What concerns me more than the mess I'm facing and the extra work I'll need to do to correct things and restore sanity is the fact that there is an ever-closing gap between the "lean forward" experience--as personified by Microsoft and Windows--and the "lean back" way of enjoying television.

For years, Microsoft has tried to worm its way into the entertainment television space. For years, and for whatever reason (although Windows 8 does provide a pretty good example) it's never made any real inroads. Today that could be changing. With the introduction of tablets, smartphones and other portable devices, the ways of watching TV have changed. With the growth of online video, consumers have become more accustomed to the computer way of doing things when watching video. Store employees, incidentally, credited tablets for the changes that make Windows 8 so endearing--unless, of course, you want to accomplish anything of worth.

I'm willing to bet that the majority of viewers--young and old--are quite comfortable turning on that 58-inch plasma, tuning to a selected channel and leaning back to veg out with a bag of potato chips as the folks on The Biggest Loser sweat off extra tonnage. I'm also willing to bet that this same majority--people who pay hefty sums to their MVPD or their OTT provider or even via time consumed watching advertising--would be less than delighted if someone came along and changed the way this operation all takes place.

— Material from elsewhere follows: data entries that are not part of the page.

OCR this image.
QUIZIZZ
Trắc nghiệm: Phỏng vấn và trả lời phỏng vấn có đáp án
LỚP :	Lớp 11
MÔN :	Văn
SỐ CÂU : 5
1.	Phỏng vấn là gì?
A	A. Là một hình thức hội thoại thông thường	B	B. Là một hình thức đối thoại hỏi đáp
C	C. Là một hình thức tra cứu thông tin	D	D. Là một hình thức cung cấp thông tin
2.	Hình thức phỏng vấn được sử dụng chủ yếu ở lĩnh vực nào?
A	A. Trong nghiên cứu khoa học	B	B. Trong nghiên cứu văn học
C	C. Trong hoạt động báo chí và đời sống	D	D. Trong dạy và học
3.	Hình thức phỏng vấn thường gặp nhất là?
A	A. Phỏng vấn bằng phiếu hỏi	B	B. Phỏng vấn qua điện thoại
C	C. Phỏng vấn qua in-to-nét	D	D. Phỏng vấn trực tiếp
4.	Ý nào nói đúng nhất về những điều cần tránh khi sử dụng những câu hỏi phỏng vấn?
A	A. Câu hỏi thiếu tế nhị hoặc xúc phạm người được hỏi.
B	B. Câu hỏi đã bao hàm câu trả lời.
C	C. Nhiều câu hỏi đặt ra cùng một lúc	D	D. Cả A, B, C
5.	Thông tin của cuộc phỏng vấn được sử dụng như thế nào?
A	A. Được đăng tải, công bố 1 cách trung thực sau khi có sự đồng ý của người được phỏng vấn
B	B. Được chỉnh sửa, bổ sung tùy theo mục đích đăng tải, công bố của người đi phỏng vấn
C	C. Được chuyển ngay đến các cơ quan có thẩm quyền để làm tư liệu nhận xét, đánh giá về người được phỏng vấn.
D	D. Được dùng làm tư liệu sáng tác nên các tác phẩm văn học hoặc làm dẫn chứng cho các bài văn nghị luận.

TV, at its foundation, has remained virtually the same viewing experience for more than 50 years because it works. Sure, you can add remotes and extra channels and interactivity and second screens, but, in the end, TV is TV. It's relatively simple, relatively intuitive and, at the end of a day struggling with the PC in the office, relatively easy to do.

People have, as Nielsen shows in its most recent Cross-Platform Report, changed the way they view television. They've embraced time-shifted viewing and second screen devices. In the end, though, they still do the same thing: push the on button, tune to the content they want to see and lean back to enjoy the experience.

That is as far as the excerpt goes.